Supreme Court decision will have lasting effect beyond Texas

The earth has shifted beneath the abortion battleground in the United States.

Maybe.

Much is being made, and rightly so, of the U.S. Supreme Court’s 5-4 decision not to stay a Texas law that bans abortion procedures in that state after only six weeks. Many women, maybe most, are not aware of their pregnancy by then. 

The court could have ordered a halt to enforcement of the law until legal challenges to it had worked through the judicial system. It did not do that, so the Texas law took effect Sept. 1.

Anti-abortion laws within states in the past have given state and/or local government officials the power to govern them. That provided a target for legal challenges to those laws, since pro-choice individuals and groups could try to enjoin public officials from enforcing them.

The Texas law, apparently for the first time in America, empowers not public officials, but rather citizens themselves, to bring suit against anyone who aids or abets an abortion after six weeks of pregnancy. It allows individuals to become bounty hunters of a sort, with a potential reward of at least $10,000 if the “abettor” is indeed found to have tried to assist a woman seeking a post-six-weeks abortion.

For instance, an Uber driver could report a pregnant passenger if she asks him to take her to an abortion clinic. Or a nosy neighbor could turn in a pregnant woman who he thinks is heading to such a clinic.

Texas Right to Life has begun soliciting “anonymous tips” on its website, asking tipsters to submit information about how the ban may have been violated and to name the clinic or doctor potentially involved.

Under the Texas law, if the lawsuit that results from such vigilante action is unsuccessful, the accused cannot recover reimbursement of his or her legal fees from the accuser. The accused must still pay his or her own lawyer. 

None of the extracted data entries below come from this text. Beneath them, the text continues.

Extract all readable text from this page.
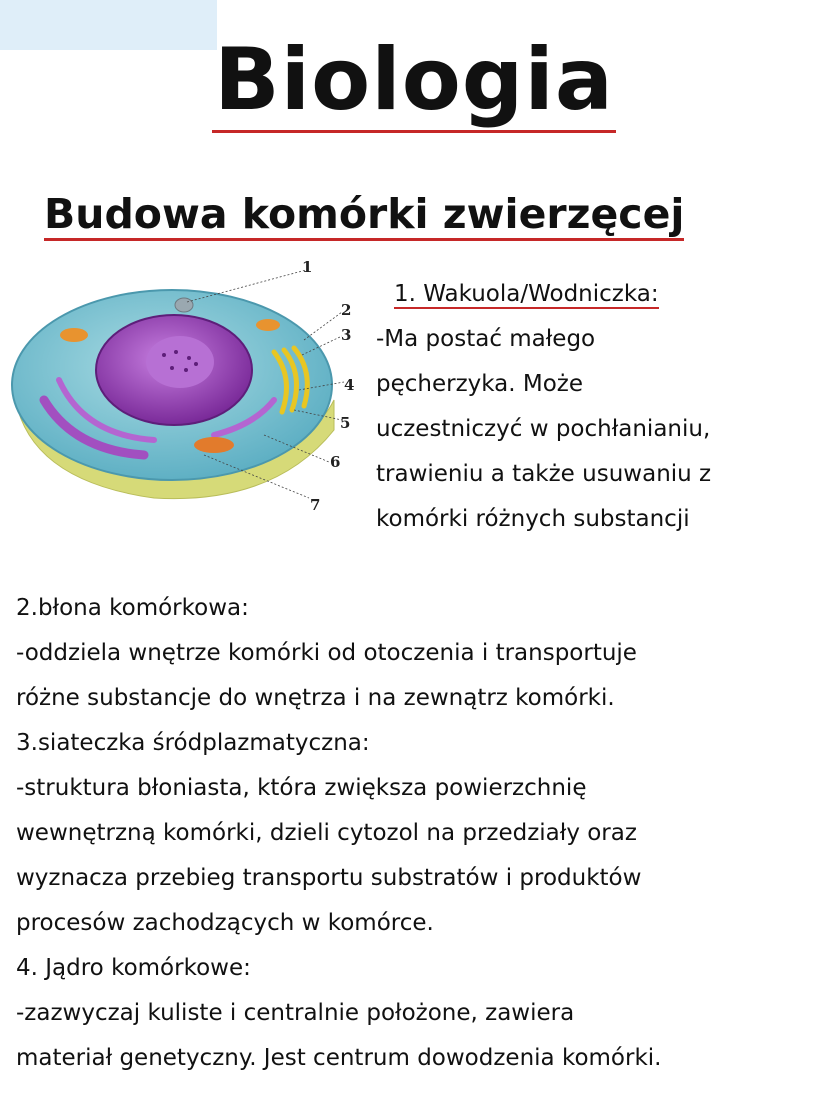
Biologia
Budowa komórki zwierzęcej
1
2
3
4
5
6
7
1. Wakuola/Wodniczka:
-Ma postać małego
pęcherzyka. Może
uczestniczyć w pochłanianiu,
trawieniu a także usuwaniu z
komórki różnych substancji
2.błona komórkowa:
-oddziela wnętrze komórki od otoczenia i transportuje
różne substancje do wnętrza i na zewnątrz komórki.
3.siateczka śródplazmatyczna:
-struktura błoniasta, która zwiększa powierzchnię
wewnętrzną komórki, dzieli cytozol na przedziały oraz
wyznacza przebieg transportu substratów i produktów
procesów zachodzących w komórce.
4. Jądro komórkowe:
-zazwyczaj kuliste i centralnie położone, zawiera
materiał genetyczny. Jest centrum dowodzenia komórki.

The Texas law specifically exempts the pregnant woman herself from being sued. I’ve never understood that exception, in the Texas law or other anti-abortion laws. It isn’t as though the pregnant woman seeking an abortion is doing it unconscious of her action. 

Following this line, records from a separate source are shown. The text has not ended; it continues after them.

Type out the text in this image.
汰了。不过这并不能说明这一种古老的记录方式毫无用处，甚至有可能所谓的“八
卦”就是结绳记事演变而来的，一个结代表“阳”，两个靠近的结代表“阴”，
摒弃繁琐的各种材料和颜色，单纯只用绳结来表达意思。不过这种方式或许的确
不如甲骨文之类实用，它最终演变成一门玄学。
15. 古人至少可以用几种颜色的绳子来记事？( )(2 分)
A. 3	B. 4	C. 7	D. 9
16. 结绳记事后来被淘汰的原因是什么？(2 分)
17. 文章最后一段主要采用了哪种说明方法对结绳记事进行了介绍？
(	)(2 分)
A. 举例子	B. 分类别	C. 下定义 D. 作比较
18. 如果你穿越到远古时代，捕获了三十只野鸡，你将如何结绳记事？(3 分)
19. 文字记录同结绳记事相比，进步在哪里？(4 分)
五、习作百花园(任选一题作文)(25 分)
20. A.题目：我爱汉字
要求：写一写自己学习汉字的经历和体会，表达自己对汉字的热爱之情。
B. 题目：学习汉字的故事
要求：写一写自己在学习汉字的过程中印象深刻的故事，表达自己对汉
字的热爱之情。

I think the reason for the inconsistency is because anti-abortion groups don’t want to take on the political reaction that would be sure to come from charging the woman with, in effect, premeditated murder of an unborn child.

I’m certainly not in favor of charging a woman who seeks an abortion with a crime. Far from it. But I do think it’s shameless political cowardice to charge everyone else involved with the procedure - the doctor, the clinic, the boyfriend who drives her to the clinic - and exempt the woman herself. Anti-abortion groups prefer inconsistency rather than a political firestorm.

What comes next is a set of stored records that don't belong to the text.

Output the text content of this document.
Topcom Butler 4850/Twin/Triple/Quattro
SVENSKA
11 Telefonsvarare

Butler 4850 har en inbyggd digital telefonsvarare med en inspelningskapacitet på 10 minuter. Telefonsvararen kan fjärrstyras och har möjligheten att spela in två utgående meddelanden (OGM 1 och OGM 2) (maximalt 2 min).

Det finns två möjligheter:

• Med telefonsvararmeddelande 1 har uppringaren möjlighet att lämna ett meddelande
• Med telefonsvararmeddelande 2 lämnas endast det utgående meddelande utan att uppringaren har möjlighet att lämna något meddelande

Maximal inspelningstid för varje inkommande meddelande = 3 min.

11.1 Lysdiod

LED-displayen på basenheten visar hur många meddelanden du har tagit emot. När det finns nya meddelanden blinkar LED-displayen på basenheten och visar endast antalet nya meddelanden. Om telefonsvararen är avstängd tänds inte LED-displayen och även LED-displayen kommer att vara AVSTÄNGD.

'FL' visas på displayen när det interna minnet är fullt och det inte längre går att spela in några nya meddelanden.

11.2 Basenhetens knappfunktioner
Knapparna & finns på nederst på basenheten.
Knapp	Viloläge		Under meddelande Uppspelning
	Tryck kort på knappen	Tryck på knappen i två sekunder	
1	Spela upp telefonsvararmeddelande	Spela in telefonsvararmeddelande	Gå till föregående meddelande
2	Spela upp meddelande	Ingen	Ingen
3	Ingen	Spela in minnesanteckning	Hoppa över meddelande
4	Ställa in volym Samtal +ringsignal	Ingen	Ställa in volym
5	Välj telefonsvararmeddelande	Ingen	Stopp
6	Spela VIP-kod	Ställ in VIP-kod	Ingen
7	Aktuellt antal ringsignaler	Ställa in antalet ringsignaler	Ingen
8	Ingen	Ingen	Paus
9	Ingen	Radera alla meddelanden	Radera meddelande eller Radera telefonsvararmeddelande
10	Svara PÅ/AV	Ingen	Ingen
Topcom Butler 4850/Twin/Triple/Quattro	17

The reason the effect of the Texas law is only a “maybe” as of now is because the Supreme Court neither validated nor invalidated it. The majority opinion instead refused to stay the law because the five judges who signed it believed the law’s challengers had not presented valid procedural arguments against it.

But they gave no indication they agreed with the law. The law’s challengers, they wrote, “have raised serious questions regarding the constitutionality of the Texas law,” and they stated that their decision “is not based on any conclusion about the constitutionality of Texas’s law, and in no way limits other procedurally proper challenges to the Texas law, including in Texas state courts.”

The court’s majority, though, could have opted to halt the law’s enforcement, as Chief Justice John Roberts wished. His minority opinion stated that the “consequences of approving the state action . . . counsel at least preliminary judicial consideration before the program devised by the State takes effect.”

But the majority chose to let the law stand for now. Challenges to it will have to work their way through the system before they once again reach the Supremes.

About 85 to 90 percent of women who receive abortions in Texas are pregnant for at least six weeks, so the law effectively prohibits nearly all abortions there. Texas women seeking abortion will have to leave the state, and many of them can’t afford to do so. Otherwise they will have to rely on an unlicensed provider, or even try a self-induced method.

Another reason the law is eventually a “maybe” is that the Supreme Court will hear a case yet this fall involving a Mississippi anti-abortion law that prohibits abortions after 15 weeks of pregnancy. Roe v. Wade, which has governed abortion law in the U.S. since 1973, guarantees women the right to abortion until 24 weeks or so.

My guess - and I’m very often wrong on legal predictions - is that the 6-3 conservative majority now on the court will find in favor of the Mississippi law, basing their decision on biological research about fetal viability and advances in prenatal care and premature birth in the nearly 50 years since the Roe decision. 

Such a decision would leave the basic philosophy of Roe in place, but shorten the time frame when abortions would be legal. 

The old saw that “elections have consequences” is certainly evident on the ongoing U.S. abortion battlefield.